As one student held the sample in her hand, Brishcar paused his presentation to ask her to hold the rocks up.
"You are holding $300 million right now," he said. Students gasped and smiled as they focused on the encased samples.
"And if I lose them or sell them, I will have committed an act of treason," Brishcar said. "The punishment for that is ... death."
The samples specifically came from the Apollo 15, 16 and 17 missions. Brishcar said NASA has about 300 similar samples just for teacher use.
The teacher also worked general moon and space exploration information into his presentation, hoping to refresh the students' memories of what they recently had learned. He also passed around samples of meteorites, and went over the difference between them and meteoroids.
He explained as much as possible about the moon's origin, and how it makes sense that pieces of it would return to Earth.
Brishcar also encouraged students to pursue a career dealing with space exploration.

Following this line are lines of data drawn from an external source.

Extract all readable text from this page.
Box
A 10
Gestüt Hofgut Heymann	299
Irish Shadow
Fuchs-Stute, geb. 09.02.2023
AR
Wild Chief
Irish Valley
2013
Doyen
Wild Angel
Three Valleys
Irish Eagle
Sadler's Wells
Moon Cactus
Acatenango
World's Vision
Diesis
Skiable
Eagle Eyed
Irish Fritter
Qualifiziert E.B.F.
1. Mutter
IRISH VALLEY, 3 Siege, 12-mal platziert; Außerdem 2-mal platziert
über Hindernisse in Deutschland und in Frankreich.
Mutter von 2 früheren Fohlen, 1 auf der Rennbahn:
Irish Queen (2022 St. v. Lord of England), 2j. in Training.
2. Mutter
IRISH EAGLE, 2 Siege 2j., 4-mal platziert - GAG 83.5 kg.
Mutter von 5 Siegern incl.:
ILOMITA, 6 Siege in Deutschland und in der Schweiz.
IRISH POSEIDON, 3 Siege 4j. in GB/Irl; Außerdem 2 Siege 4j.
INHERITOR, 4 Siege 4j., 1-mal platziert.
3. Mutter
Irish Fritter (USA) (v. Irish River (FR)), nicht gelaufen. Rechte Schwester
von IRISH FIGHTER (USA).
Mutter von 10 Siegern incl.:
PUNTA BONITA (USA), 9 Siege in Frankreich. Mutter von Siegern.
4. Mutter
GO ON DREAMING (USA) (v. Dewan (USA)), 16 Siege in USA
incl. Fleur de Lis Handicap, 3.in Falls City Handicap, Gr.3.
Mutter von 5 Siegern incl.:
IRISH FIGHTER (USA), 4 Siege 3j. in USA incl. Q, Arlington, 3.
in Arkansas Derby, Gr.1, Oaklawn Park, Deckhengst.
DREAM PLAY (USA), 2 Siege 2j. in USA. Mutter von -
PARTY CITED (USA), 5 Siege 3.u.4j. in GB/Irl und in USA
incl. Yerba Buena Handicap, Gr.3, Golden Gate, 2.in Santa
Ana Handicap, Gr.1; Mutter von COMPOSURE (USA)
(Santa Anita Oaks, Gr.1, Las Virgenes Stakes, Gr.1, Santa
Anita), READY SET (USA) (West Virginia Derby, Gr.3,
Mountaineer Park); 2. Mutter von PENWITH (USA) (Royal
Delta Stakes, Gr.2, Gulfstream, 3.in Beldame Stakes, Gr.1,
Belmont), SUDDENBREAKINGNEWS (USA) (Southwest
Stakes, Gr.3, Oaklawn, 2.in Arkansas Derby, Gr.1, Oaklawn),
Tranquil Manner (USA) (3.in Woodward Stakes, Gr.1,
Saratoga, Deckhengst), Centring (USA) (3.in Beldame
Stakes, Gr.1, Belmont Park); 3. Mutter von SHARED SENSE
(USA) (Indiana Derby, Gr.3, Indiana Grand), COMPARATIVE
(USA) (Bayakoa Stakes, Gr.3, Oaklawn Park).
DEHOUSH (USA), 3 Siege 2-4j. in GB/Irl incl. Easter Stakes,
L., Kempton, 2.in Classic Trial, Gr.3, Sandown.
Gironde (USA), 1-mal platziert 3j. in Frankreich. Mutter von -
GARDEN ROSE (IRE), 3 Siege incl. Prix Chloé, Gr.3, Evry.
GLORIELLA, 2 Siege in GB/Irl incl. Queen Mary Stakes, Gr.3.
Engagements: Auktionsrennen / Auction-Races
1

"Unfortunately, there are still no female footprints on the moon," he said during a presentation. "So ladies, now is your time. They've got tools there now just waiting for you to check out."
He did ask that students email him if they get to the moon someday.
One student asked if he might make more money by going to Mars instead, to which Brishcar smiled and said, "I should think so."
Before Wednesday, Brishcar made presentations on the moon rocks to both the Linden Rotary and local Boy Scouts. He also preached on the samples at Front Royal United Methodist Church.